NOTE: This is not a post about regex (if you want more info check out http://www.regular-expressions.info/ or http://www.zytrax.com/tech/web/regex.htm and http://gskinner.com/RegExr/ is a great tool for testing your regular expressions).

One of my clients called and asked me to create an auto-complete list of employee names – no problem. I cracked open the table and started looking at the data only to realize that there were names that were “not valid”, i.e., they contained invalid characters, numbers, periods, etc. When I questioned them about it, the response was “just filter those out”. Now I was ready to get to work.
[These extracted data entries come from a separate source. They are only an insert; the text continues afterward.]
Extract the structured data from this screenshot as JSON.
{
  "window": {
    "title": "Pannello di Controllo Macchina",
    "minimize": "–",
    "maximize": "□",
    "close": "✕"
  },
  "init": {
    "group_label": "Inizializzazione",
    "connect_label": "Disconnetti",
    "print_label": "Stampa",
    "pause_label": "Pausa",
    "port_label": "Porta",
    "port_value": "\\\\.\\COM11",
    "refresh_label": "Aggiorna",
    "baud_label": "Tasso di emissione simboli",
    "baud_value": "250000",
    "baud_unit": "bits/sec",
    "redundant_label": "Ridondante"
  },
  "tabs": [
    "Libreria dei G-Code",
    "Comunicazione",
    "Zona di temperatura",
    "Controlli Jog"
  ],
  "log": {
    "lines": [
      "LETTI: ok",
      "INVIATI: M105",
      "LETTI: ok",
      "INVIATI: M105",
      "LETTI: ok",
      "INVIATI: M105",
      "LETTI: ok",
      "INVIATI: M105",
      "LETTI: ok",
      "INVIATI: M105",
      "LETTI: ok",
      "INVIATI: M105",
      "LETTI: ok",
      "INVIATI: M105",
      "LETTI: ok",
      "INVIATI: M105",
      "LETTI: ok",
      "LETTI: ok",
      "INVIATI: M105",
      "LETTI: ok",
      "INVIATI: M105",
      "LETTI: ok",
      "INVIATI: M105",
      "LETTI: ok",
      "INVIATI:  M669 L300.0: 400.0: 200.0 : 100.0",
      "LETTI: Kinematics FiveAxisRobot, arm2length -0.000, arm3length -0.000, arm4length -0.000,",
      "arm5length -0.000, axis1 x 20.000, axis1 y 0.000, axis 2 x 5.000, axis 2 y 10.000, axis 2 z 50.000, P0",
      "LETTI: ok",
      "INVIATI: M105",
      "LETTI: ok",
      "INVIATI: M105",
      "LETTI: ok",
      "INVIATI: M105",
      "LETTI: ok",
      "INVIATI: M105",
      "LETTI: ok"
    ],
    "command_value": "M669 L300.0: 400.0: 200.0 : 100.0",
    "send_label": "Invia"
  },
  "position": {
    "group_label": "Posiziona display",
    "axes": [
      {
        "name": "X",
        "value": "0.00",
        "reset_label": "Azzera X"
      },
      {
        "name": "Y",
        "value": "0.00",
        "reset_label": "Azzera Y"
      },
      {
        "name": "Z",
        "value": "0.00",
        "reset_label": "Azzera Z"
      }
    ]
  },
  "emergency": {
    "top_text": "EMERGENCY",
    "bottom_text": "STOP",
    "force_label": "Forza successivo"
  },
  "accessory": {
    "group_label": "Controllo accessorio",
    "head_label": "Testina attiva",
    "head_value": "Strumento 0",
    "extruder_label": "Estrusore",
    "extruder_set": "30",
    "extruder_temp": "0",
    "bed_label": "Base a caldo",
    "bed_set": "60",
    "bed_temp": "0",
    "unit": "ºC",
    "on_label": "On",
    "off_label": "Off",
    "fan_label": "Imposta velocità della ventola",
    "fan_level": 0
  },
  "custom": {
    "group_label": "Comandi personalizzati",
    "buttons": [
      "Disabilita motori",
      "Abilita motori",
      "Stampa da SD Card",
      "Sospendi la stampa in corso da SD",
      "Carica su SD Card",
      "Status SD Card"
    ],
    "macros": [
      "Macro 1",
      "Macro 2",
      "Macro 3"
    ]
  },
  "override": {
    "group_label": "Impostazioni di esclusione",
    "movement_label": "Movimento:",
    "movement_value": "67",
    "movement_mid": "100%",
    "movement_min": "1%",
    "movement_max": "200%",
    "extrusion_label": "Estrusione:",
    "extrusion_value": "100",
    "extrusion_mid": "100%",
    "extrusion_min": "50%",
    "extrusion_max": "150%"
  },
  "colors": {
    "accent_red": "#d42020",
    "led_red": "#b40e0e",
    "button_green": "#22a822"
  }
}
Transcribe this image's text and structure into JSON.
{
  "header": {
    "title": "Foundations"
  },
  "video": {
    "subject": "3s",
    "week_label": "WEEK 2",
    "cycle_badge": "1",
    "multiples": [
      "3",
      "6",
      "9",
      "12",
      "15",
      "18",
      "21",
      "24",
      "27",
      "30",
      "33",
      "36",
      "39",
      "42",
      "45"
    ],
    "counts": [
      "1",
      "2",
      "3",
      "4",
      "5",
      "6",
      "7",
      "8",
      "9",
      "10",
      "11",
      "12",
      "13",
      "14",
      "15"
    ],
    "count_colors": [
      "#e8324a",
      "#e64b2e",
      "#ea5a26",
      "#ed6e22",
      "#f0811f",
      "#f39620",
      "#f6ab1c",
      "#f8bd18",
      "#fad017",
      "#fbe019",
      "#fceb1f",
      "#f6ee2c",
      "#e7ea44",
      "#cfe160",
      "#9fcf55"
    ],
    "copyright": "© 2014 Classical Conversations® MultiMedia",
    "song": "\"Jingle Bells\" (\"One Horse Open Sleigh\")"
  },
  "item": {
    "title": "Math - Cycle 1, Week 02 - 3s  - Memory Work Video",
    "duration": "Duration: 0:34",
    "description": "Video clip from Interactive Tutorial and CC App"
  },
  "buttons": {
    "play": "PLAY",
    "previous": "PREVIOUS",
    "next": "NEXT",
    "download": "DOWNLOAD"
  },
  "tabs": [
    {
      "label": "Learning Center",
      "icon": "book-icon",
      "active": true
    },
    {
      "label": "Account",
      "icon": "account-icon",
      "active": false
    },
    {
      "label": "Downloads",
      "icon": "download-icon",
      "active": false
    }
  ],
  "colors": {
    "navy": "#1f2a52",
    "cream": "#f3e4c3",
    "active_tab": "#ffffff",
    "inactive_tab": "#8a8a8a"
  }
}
Step 1, filter out all the names that begin with a number:

SELECT
    FirstName, LastName
FROM
    dbo.Employee
WHERE
    FirstName NOT LIKE '1%'
    AND
    FirstName NOT LIKE '2%'
    AND
    FirstName NOT LIKE '3%' 
    ...
    AND
    FirstName NOT LIKE '9%' 

Great, now on to step 2, filter out names that begin with a dash, period, comma, or backslash:
SELECT
    FirstName, LastName
FROM
    dbo.Employee
WHERE
    FirstName NOT LIKE '1%'
    AND
    FirstName NOT LIKE '2%'
    AND
    FirstName NOT LIKE '3%' 
    ...
    AND
    FirstName NOT LIKE '9%'  
    AND
    FirstName NOT LIKE '-%'
    AND
    FirstName NOT LIKE '.%'
    AND
    FirstName NOT LIKE ',%'  
    AND
    FirstName NOT LIKE '\%'  

Awesome, step 3, abandon all of that and find a better way. In reality, step 2 never happened and step 1 only lasted past the first where condition. I knew there had to be a better way and it is inline RegEx, and it is good.
Let’s rewrite the above query so you can see what it looks like using RegEx:
SELECT
    FirstName, LastName
FROM
    dbo.Employee
WHERE
    FirstName NOT LIKE '[0-9-\.,\\]%'

It’s that simple!

In my case, it was the best solution for filtering out data, but you could just as easily use this technique to create complex select statements too. Give it a try and enjoy!